In this case–control study, we tested the hypothesis that the outcome of FESS procedures is related to exposures at work. Questionnaires were sent to 890 patients who had undergone one or more FESS procedures and to 182 controls. Three independent experts assessed blindly the reported work exposures to inhaled agents. The relationship between exposure and the number of FESS procedures was analyzed.

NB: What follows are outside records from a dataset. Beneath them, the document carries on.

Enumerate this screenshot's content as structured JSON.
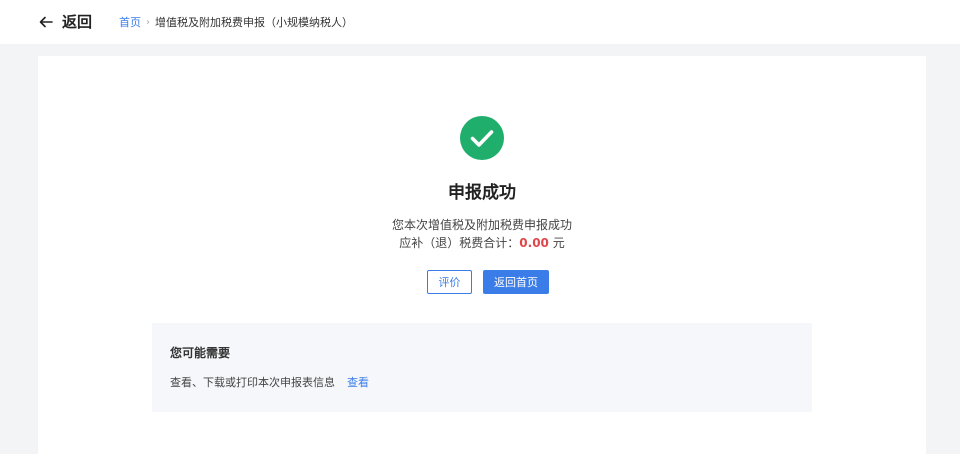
{
  "header": {
    "back_label": "返回",
    "breadcrumb": {
      "home": "首页",
      "separator": "›",
      "current": "增值税及附加税费申报（小规模纳税人）"
    }
  },
  "result": {
    "icon": "check-circle-icon",
    "title": "申报成功",
    "description": "您本次增值税及附加税费申报成功",
    "total_label": "应补（退）税费合计：",
    "total_amount": "0.00",
    "total_unit": " 元",
    "eval_button": "评价",
    "home_button": "返回首页"
  },
  "suggestions": {
    "title": "您可能需要",
    "text": "查看、下载或打印本次申报表信息",
    "link": "查看"
  },
  "colors": {
    "accent": "#3b7de8",
    "success": "#1fae6b",
    "amount": "#e0474a"
  }
}
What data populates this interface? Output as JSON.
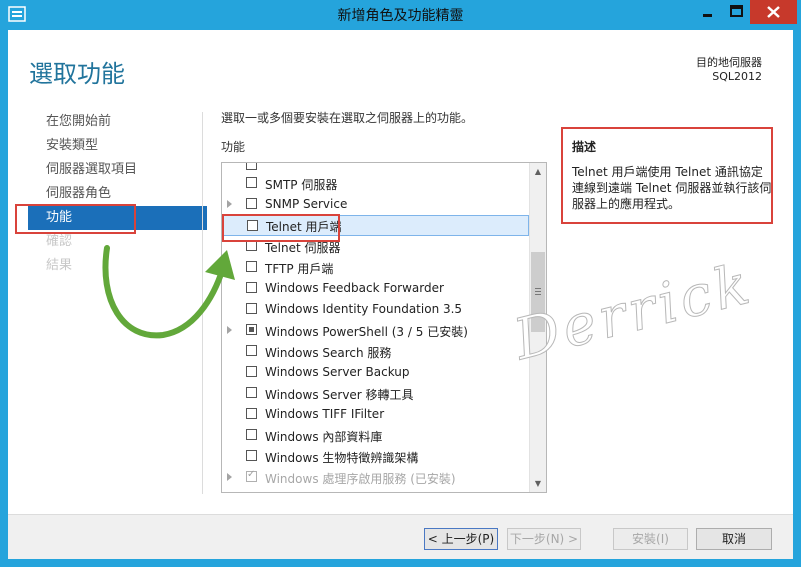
{
  "window": {
    "title": "新增角色及功能精靈"
  },
  "header": {
    "page_title": "選取功能",
    "destination_label": "目的地伺服器",
    "destination_server": "SQL2012"
  },
  "nav": {
    "items": [
      {
        "label": "在您開始前"
      },
      {
        "label": "安裝類型"
      },
      {
        "label": "伺服器選取項目"
      },
      {
        "label": "伺服器角色"
      },
      {
        "label": "功能"
      },
      {
        "label": "確認"
      },
      {
        "label": "結果"
      }
    ]
  },
  "main": {
    "instruction": "選取一或多個要安裝在選取之伺服器上的功能。",
    "features_label": "功能",
    "features": [
      {
        "label": "SMTP 伺服器"
      },
      {
        "label": "SNMP Service"
      },
      {
        "label": "Telnet 用戶端"
      },
      {
        "label": "Telnet 伺服器"
      },
      {
        "label": "TFTP 用戶端"
      },
      {
        "label": "Windows Feedback Forwarder"
      },
      {
        "label": "Windows Identity Foundation 3.5"
      },
      {
        "label": "Windows PowerShell (3 / 5 已安裝)"
      },
      {
        "label": "Windows Search 服務"
      },
      {
        "label": "Windows Server Backup"
      },
      {
        "label": "Windows Server 移轉工具"
      },
      {
        "label": "Windows TIFF IFilter"
      },
      {
        "label": "Windows 內部資料庫"
      },
      {
        "label": "Windows 生物特徵辨識架構"
      },
      {
        "label": "Windows 處理序啟用服務 (已安裝)"
      }
    ]
  },
  "description": {
    "title": "描述",
    "text": "Telnet 用戶端使用 Telnet 通訊協定連線到遠端 Telnet 伺服器並執行該伺服器上的應用程式。"
  },
  "watermark": {
    "text": "Derrick"
  },
  "footer": {
    "prev_label": "< 上一步(P)",
    "next_label": "下一步(N) >",
    "install_label": "安裝(I)",
    "cancel_label": "取消"
  },
  "colors": {
    "title_bar": "#25a4dc",
    "close_button": "#c7392b",
    "nav_active": "#1b6fb9",
    "page_title": "#21749c",
    "annotation_red": "#d9433b",
    "arrow_green": "#62a83a"
  }
}
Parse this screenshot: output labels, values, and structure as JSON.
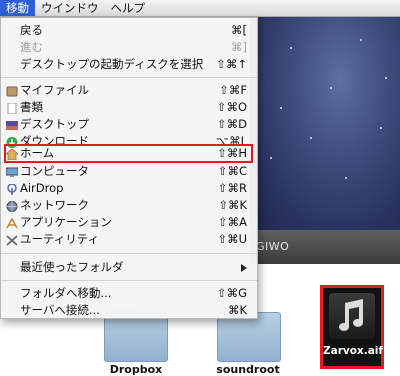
{
  "menubar": {
    "items": [
      "移動",
      "ウインドウ",
      "ヘルプ"
    ],
    "active": "移動"
  },
  "menu": {
    "items": [
      {
        "label": "戻る",
        "shortcut": "⌘[",
        "enabled": true
      },
      {
        "label": "進む",
        "shortcut": "⌘]",
        "enabled": false
      },
      {
        "label": "デスクトップの起動ディスクを選択",
        "shortcut": "⇧⌘↑",
        "enabled": true
      },
      {
        "label": "マイファイル",
        "shortcut": "⇧⌘F",
        "icon": "all-my-files-icon"
      },
      {
        "label": "書類",
        "shortcut": "⇧⌘O",
        "icon": "documents-icon"
      },
      {
        "label": "デスクトップ",
        "shortcut": "⇧⌘D",
        "icon": "desktop-icon"
      },
      {
        "label": "ダウンロード",
        "shortcut": "⌥⌘L",
        "icon": "download-icon"
      },
      {
        "label": "ホーム",
        "shortcut": "⇧⌘H",
        "icon": "home-icon"
      },
      {
        "label": "コンピュータ",
        "shortcut": "⇧⌘C",
        "icon": "computer-icon"
      },
      {
        "label": "AirDrop",
        "shortcut": "⇧⌘R",
        "icon": "airdrop-icon"
      },
      {
        "label": "ネットワーク",
        "shortcut": "⇧⌘K",
        "icon": "network-icon"
      },
      {
        "label": "アプリケーション",
        "shortcut": "⇧⌘A",
        "icon": "applications-icon"
      },
      {
        "label": "ユーティリティ",
        "shortcut": "⇧⌘U",
        "icon": "utilities-icon"
      },
      {
        "label": "最近使ったフォルダ",
        "submenu": true
      },
      {
        "label": "フォルダへ移動...",
        "shortcut": "⇧⌘G"
      },
      {
        "label": "サーバへ接続...",
        "shortcut": "⌘K"
      }
    ]
  },
  "finder": {
    "path_label": "GIWO",
    "files": [
      {
        "name": "Dropbox"
      },
      {
        "name": "soundroot"
      },
      {
        "name": "Zarvox.aif"
      }
    ]
  },
  "colors": {
    "menubar_active": "#2f5fd6",
    "highlight_border": "#e21d1d"
  }
}
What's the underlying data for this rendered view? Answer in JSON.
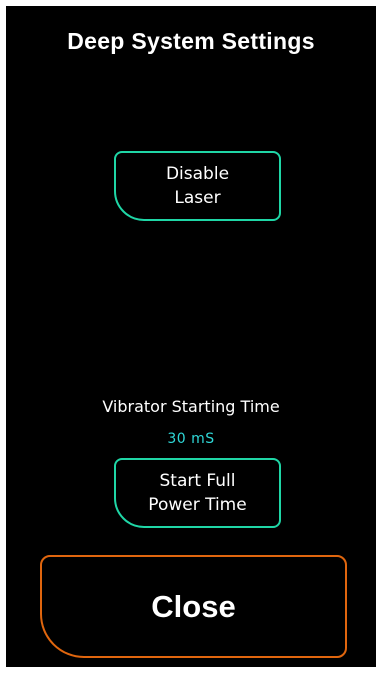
{
  "header": {
    "title": "Deep System Settings"
  },
  "buttons": {
    "disable_laser": "Disable\nLaser",
    "start_full_power_time": "Start Full\nPower Time",
    "close": "Close"
  },
  "vibrator": {
    "label": "Vibrator Starting Time",
    "value": "30 mS"
  },
  "colors": {
    "background": "#000000",
    "button_border_accent": "#1fd6a6",
    "close_border": "#e0660e",
    "value_text": "#2fd8d8",
    "text": "#ffffff"
  }
}
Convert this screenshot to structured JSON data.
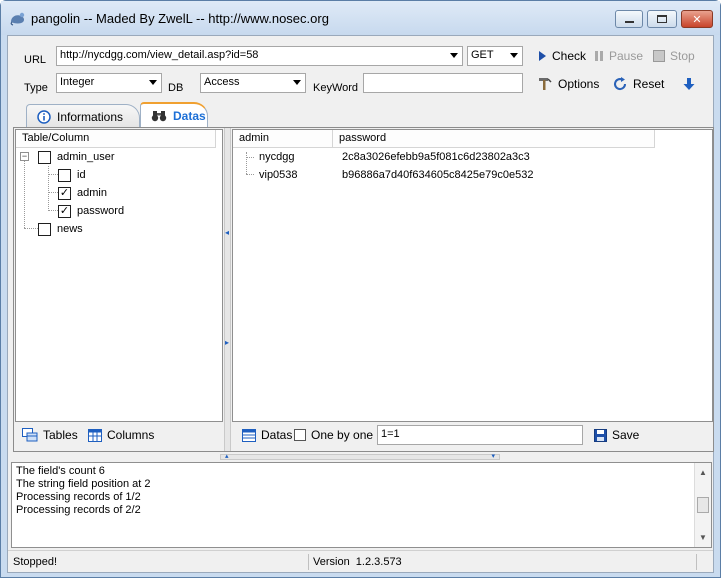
{
  "window": {
    "title": "pangolin -- Maded By ZwelL -- http://www.nosec.org",
    "controls": {
      "minimize_icon": "minimize-icon",
      "maximize_icon": "maximize-icon",
      "close_icon": "close-icon"
    }
  },
  "toolbar": {
    "url_label": "URL",
    "url_value": "http://nycdgg.com/view_detail.asp?id=58",
    "method_value": "GET",
    "check_label": "Check",
    "pause_label": "Pause",
    "stop_label": "Stop",
    "type_label": "Type",
    "type_value": "Integer",
    "db_label": "DB",
    "db_value": "Access",
    "keyword_label": "KeyWord",
    "keyword_value": "",
    "options_label": "Options",
    "reset_label": "Reset"
  },
  "tabs": [
    {
      "label": "Informations",
      "icon": "info-icon",
      "active": false
    },
    {
      "label": "Datas",
      "icon": "binoculars-icon",
      "active": true
    }
  ],
  "tree": {
    "header": "Table/Column",
    "nodes": [
      {
        "label": "admin_user",
        "checked": false,
        "expanded": true
      },
      {
        "label": "id",
        "checked": false
      },
      {
        "label": "admin",
        "checked": true
      },
      {
        "label": "password",
        "checked": true
      },
      {
        "label": "news",
        "checked": false
      }
    ],
    "footer": {
      "tables_label": "Tables",
      "columns_label": "Columns"
    }
  },
  "grid": {
    "columns": [
      "admin",
      "password"
    ],
    "rows": [
      [
        "nycdgg",
        "2c8a3026efebb9a5f081c6d23802a3c3"
      ],
      [
        "vip0538",
        "b96886a7d40f634605c8425e79c0e532"
      ]
    ],
    "footer": {
      "datas_label": "Datas",
      "one_by_one_label": "One by one",
      "one_by_one_checked": false,
      "condition_value": "1=1",
      "save_label": "Save"
    }
  },
  "log": {
    "lines": [
      "The field's count 6",
      "The string field position at 2",
      "Processing records of 1/2",
      "Processing records of 2/2"
    ]
  },
  "status": {
    "state": "Stopped!",
    "version": "Version  1.2.3.573"
  }
}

Relevant occupational exposure was reported by 25% of all responding patients undergoing FESS (n = 467) and 12% of controls (n = 69). The prevalence of occupational exposures increased linearly with the number of FESS procedures from 21% in those who had one FESS to 44% in those who had four or more FESS (χ2 = 12.74, P < 0.001). Logistic regression analysis with adjustments for potential confounders, including smoking, atopy, and asthma, confirmed that the odds ratio (OR) for reporting occupational exposures was significantly higher in those needing more than one FESS (OR = 1.64) or more than two FESS (OR = 1.97). These results were mainly driven by exposure to low molecular weight agents.
Exposure at work appears to be a risk factor for the occurrence of CRS and for its recurrence or persistence, as evidenced by the need for revision surgery.